Answer: An architectural characteristic (quality attribute, non-functional requirement) is a measurable property of the system as a whole -- performance, scalability, availability, security, evolvability -- that shapes structural decisions. Functional requirements describe what the system does; architectural characteristics describe how well it must do it. Styles are chosen primarily from the latter.
Prior Module Question 2 (M01: Quality Attribute Scenarios)
What is a quality attribute scenario and why is it required (rather than just naming "fast" or "scalable")?
Answer: A quality attribute scenario is a concrete, measurable description of a quality requirement: source, stimulus, environment, artifact, response, response measure. "Fast" is unmeasurable; "under 500 concurrent users, 95% of search requests return in <200ms on p99" is measurable and testable. Without measurable scenarios you cannot design for or against the attribute.
Prior Module Question 3 (S06: Distributed Systems)
State the CAP theorem in one sentence and give one example of when a system deliberately sacrifices consistency for availability.
Answer: In the presence of a network partition, a distributed system can guarantee either strong consistency or availability, but not both. Example: an e-commerce shopping cart service under partition may deliberately accept writes on both sides and reconcile later, because unavailability (user cannot add items) is worse than brief inconsistency that is resolved on next checkout.
Prior Module Question 4 (S04: Databases)
Why is it harder to perform an ACID transaction across two microservices than across two tables in the same database?
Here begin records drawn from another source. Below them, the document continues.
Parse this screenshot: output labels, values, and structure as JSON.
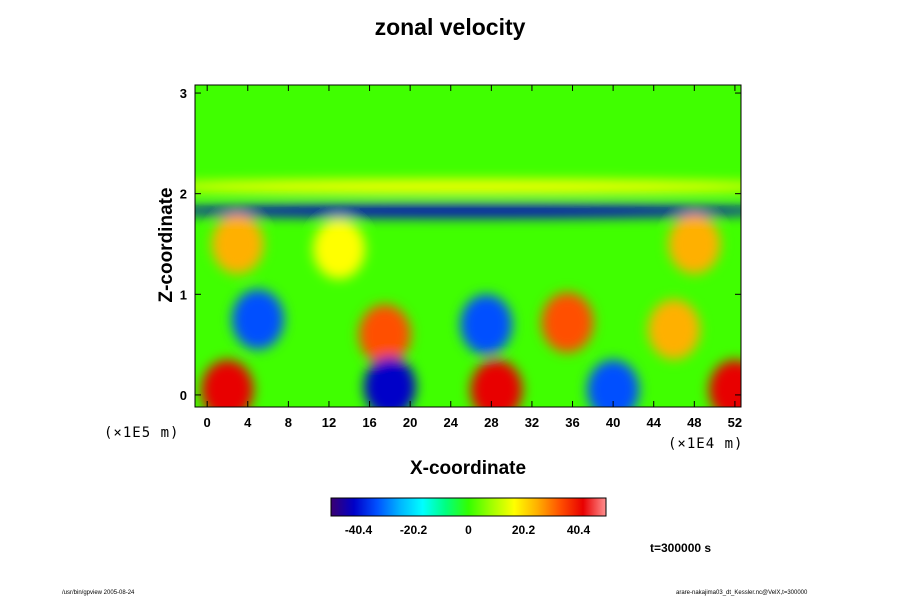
{
  "chart_data": {
    "type": "heatmap",
    "title": "zonal velocity",
    "xlabel": "X-coordinate",
    "ylabel": "Z-coordinate",
    "x_ticks": [
      "0",
      "4",
      "8",
      "12",
      "16",
      "20",
      "24",
      "28",
      "32",
      "36",
      "40",
      "44",
      "48",
      "52"
    ],
    "y_ticks": [
      "0",
      "1",
      "2",
      "3"
    ],
    "xlim": [
      -1.2,
      52.6
    ],
    "ylim": [
      -0.12,
      3.08
    ],
    "x_unit": "(×1E4 m)",
    "y_unit": "(×1E5 m)",
    "colorbar": {
      "tick_labels": [
        "-40.4",
        "-20.2",
        "0",
        "20.2",
        "40.4"
      ],
      "tick_values": [
        -40.4,
        -20.2,
        0,
        20.2,
        40.4
      ],
      "range": [
        -50.5,
        50.5
      ],
      "colors": [
        "#3a0070",
        "#0000c8",
        "#0050ff",
        "#00b4ff",
        "#00ffff",
        "#00ff80",
        "#33ff00",
        "#a0ff00",
        "#ffff00",
        "#ffb000",
        "#ff5000",
        "#e80000",
        "#ff9090"
      ]
    },
    "features": [
      {
        "x": 25.6,
        "z": 1.83,
        "value": -38
      },
      {
        "x": 25.6,
        "z": 2.07,
        "value": 18
      },
      {
        "x": 3.0,
        "z": 1.5,
        "value": 28
      },
      {
        "x": 13.0,
        "z": 1.45,
        "value": 18
      },
      {
        "x": 48.0,
        "z": 1.5,
        "value": 28
      },
      {
        "x": 5.0,
        "z": 0.75,
        "value": -30
      },
      {
        "x": 17.5,
        "z": 0.6,
        "value": 36
      },
      {
        "x": 27.5,
        "z": 0.7,
        "value": -30
      },
      {
        "x": 35.5,
        "z": 0.72,
        "value": 32
      },
      {
        "x": 46.0,
        "z": 0.65,
        "value": 22
      },
      {
        "x": 2.0,
        "z": 0.05,
        "value": 45
      },
      {
        "x": 18.0,
        "z": 0.08,
        "value": -40
      },
      {
        "x": 28.5,
        "z": 0.05,
        "value": 38
      },
      {
        "x": 40.0,
        "z": 0.05,
        "value": -30
      },
      {
        "x": 52.0,
        "z": 0.05,
        "value": 40
      }
    ]
  },
  "footer": {
    "left": "/usr/bin/gpview 2005-08-24",
    "right": "arare-nakajima03_dt_Kessler.nc@VelX,t=300000",
    "time_label": "t=300000 s"
  }
}
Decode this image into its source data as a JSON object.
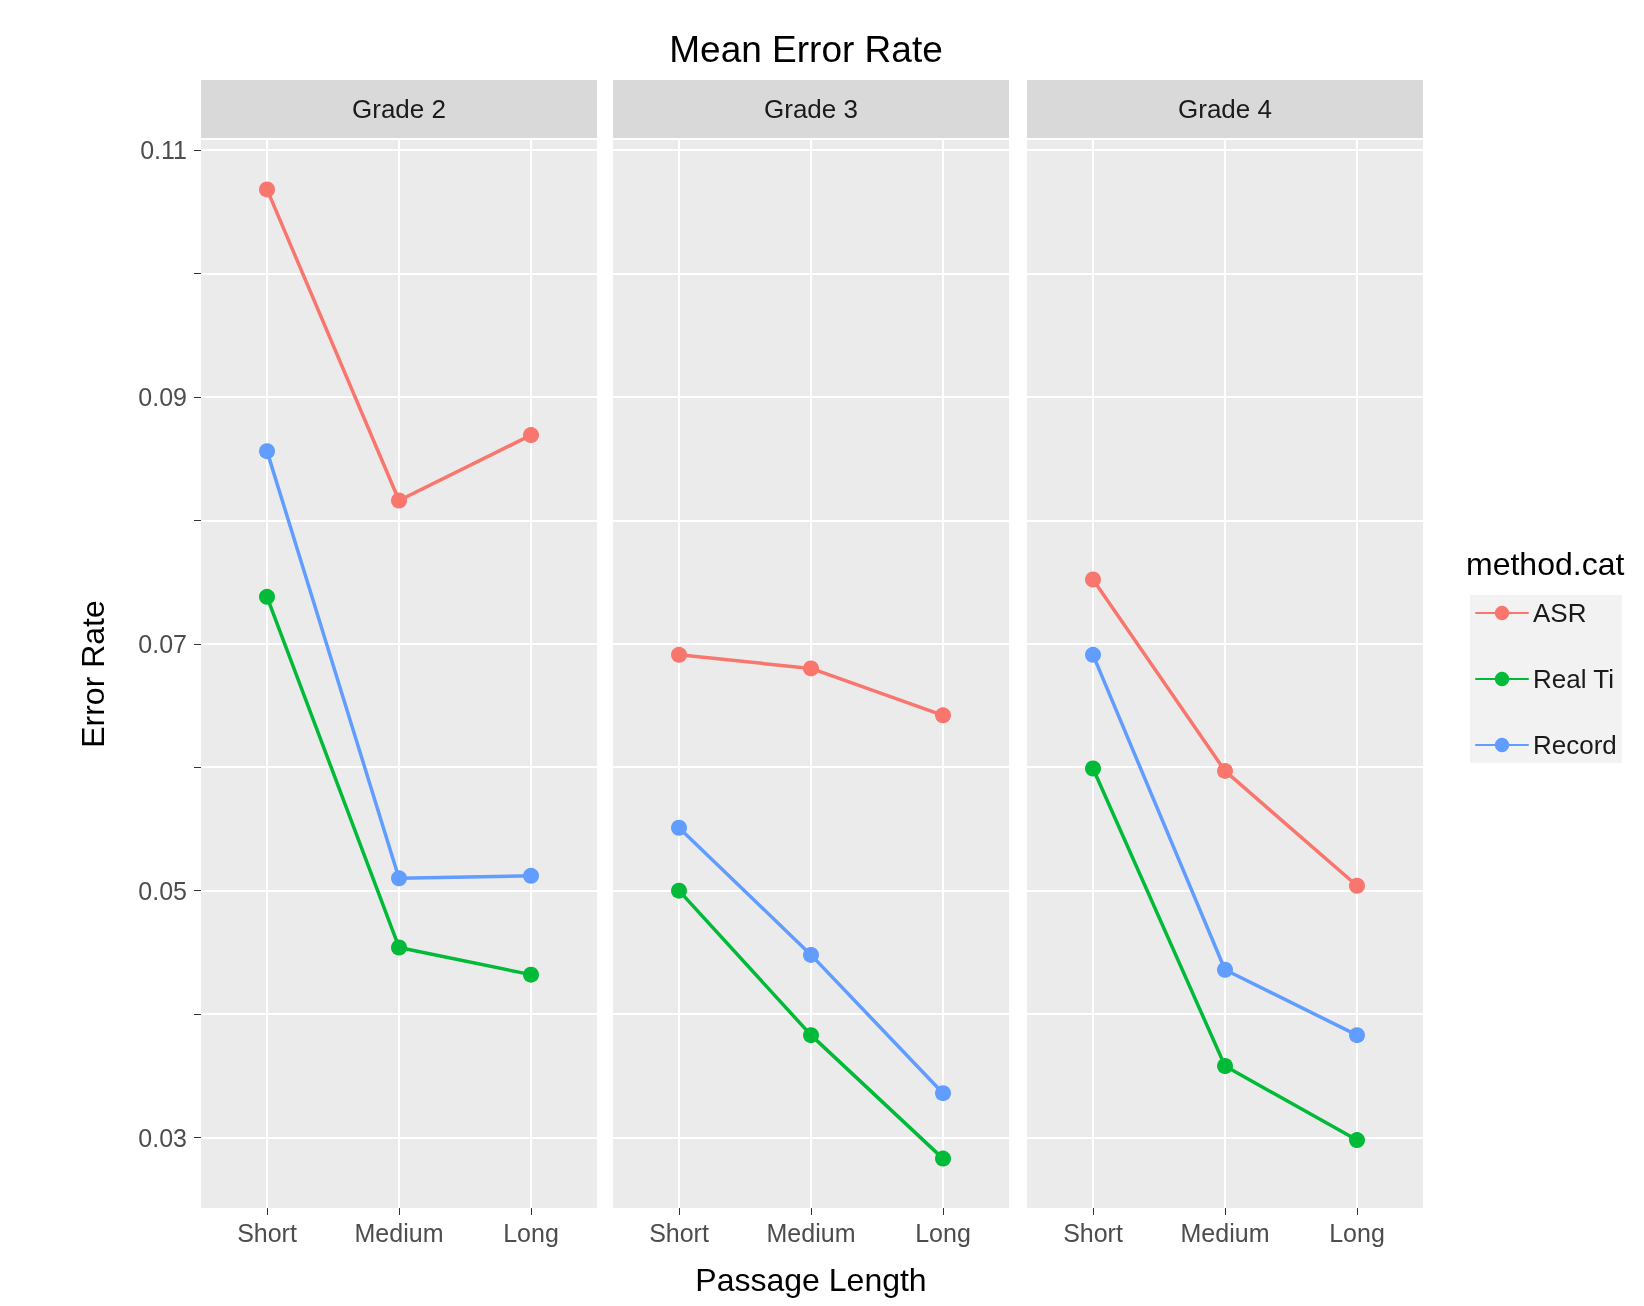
{
  "chart_data": [
    {
      "type": "line",
      "subtitle": "Grade 2",
      "ylabel": "Error Rate",
      "categories": [
        "Short",
        "Medium",
        "Long"
      ],
      "ylim": [
        0.0243,
        0.1108
      ],
      "yticks": [
        {
          "value": 0.03,
          "label": "0.03"
        },
        {
          "value": 0.04,
          "label": null
        },
        {
          "value": 0.05,
          "label": "0.05"
        },
        {
          "value": 0.06,
          "label": null
        },
        {
          "value": 0.07,
          "label": "0.07"
        },
        {
          "value": 0.08,
          "label": null
        },
        {
          "value": 0.09,
          "label": "0.09"
        },
        {
          "value": 0.1,
          "label": null
        },
        {
          "value": 0.11,
          "label": "0.11"
        }
      ],
      "grid": true,
      "marker": "circle",
      "legend": false,
      "series": [
        {
          "color": "#f8766d",
          "values": [
            0.1068,
            0.0816,
            0.0869
          ]
        },
        {
          "color": "#00ba38",
          "values": [
            0.0738,
            0.0454,
            0.0432
          ]
        },
        {
          "color": "#619cff",
          "values": [
            0.0856,
            0.051,
            0.0512
          ]
        }
      ]
    },
    {
      "type": "line",
      "title": "Mean Error Rate",
      "subtitle": "Grade 3",
      "xlabel": "Passage Length",
      "categories": [
        "Short",
        "Medium",
        "Long"
      ],
      "ylim": [
        0.0243,
        0.1108
      ],
      "yticks": [
        {
          "value": 0.03,
          "label": null
        },
        {
          "value": 0.04,
          "label": null
        },
        {
          "value": 0.05,
          "label": null
        },
        {
          "value": 0.06,
          "label": null
        },
        {
          "value": 0.07,
          "label": null
        },
        {
          "value": 0.08,
          "label": null
        },
        {
          "value": 0.09,
          "label": null
        },
        {
          "value": 0.1,
          "label": null
        },
        {
          "value": 0.11,
          "label": null
        }
      ],
      "tick_labels": "x",
      "grid": true,
      "marker": "circle",
      "legend": false,
      "series": [
        {
          "color": "#f8766d",
          "values": [
            0.0691,
            0.068,
            0.0642
          ]
        },
        {
          "color": "#00ba38",
          "values": [
            0.05,
            0.0383,
            0.0283
          ]
        },
        {
          "color": "#619cff",
          "values": [
            0.0551,
            0.0448,
            0.0336
          ]
        }
      ]
    },
    {
      "type": "line",
      "subtitle": "Grade 4",
      "legend_title": "method.cat",
      "categories": [
        "Short",
        "Medium",
        "Long"
      ],
      "ylim": [
        0.0243,
        0.1108
      ],
      "yticks": [
        {
          "value": 0.03,
          "label": null
        },
        {
          "value": 0.04,
          "label": null
        },
        {
          "value": 0.05,
          "label": null
        },
        {
          "value": 0.06,
          "label": null
        },
        {
          "value": 0.07,
          "label": null
        },
        {
          "value": 0.08,
          "label": null
        },
        {
          "value": 0.09,
          "label": null
        },
        {
          "value": 0.1,
          "label": null
        },
        {
          "value": 0.11,
          "label": null
        }
      ],
      "tick_labels": "x",
      "grid": true,
      "marker": "circle",
      "legend": "right",
      "series": [
        {
          "name": "ASR",
          "color": "#f8766d",
          "values": [
            0.0752,
            0.0597,
            0.0504
          ]
        },
        {
          "name": "Real Ti",
          "color": "#00ba38",
          "values": [
            0.0599,
            0.0358,
            0.0298
          ]
        },
        {
          "name": "Record",
          "color": "#619cff",
          "values": [
            0.0691,
            0.0436,
            0.0383
          ]
        }
      ]
    }
  ]
}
Answer: ACID transactions rely on a single coordinator (the database's transaction manager) that can lock, commit, or rollback all touched rows atomically. Across two microservices, there is no shared coordinator; distributed transactions (2PC) are expensive and fragile. The alternative is a saga: a sequence of local transactions with explicit compensating actions for failures. Sagas are eventually consistent, require idempotency and careful failure-mode design, and are one of the tax items in microservices.
Prior Module Question 5 (S05: APIs and Contracts -- forward to M04)
A microservices system exposes services to each other via REST. What is the most important property those inter-service APIs must have to preserve independent deployability?
Answer: Backward compatibility of every change to the contract. If a consumer breaks when a provider releases a "compatible" change, independent deployment has failed. This is why contract tests, schema versioning, additive-only evolution rules, and deprecation policies (all from M04) are preconditions for genuine microservices, not optional extras.
Self-Assessment and Remediation
Mastery Level (90-100% correct):
- Ready to advance to M03 (Domain-Driven Design & Bounded Contexts).
Proficient Level (75-89% correct):
- Review missed concept pages. Redo the Architecture Pattern Katas (Practice 4) with the concepts for your missed questions open.
Developing Level (60-74% correct):
- Rework the practice pages, especially the Style Selection Lab and Microservices Decomposition Clinic. Re-attempt the quiz after 48 hours.
Insufficient Level (<60% correct):
- Return to the concept pages for Clusters 4 and 5. Style selection and microservices judgment are the weight-bearing concepts of this module. Do not advance until these are stable.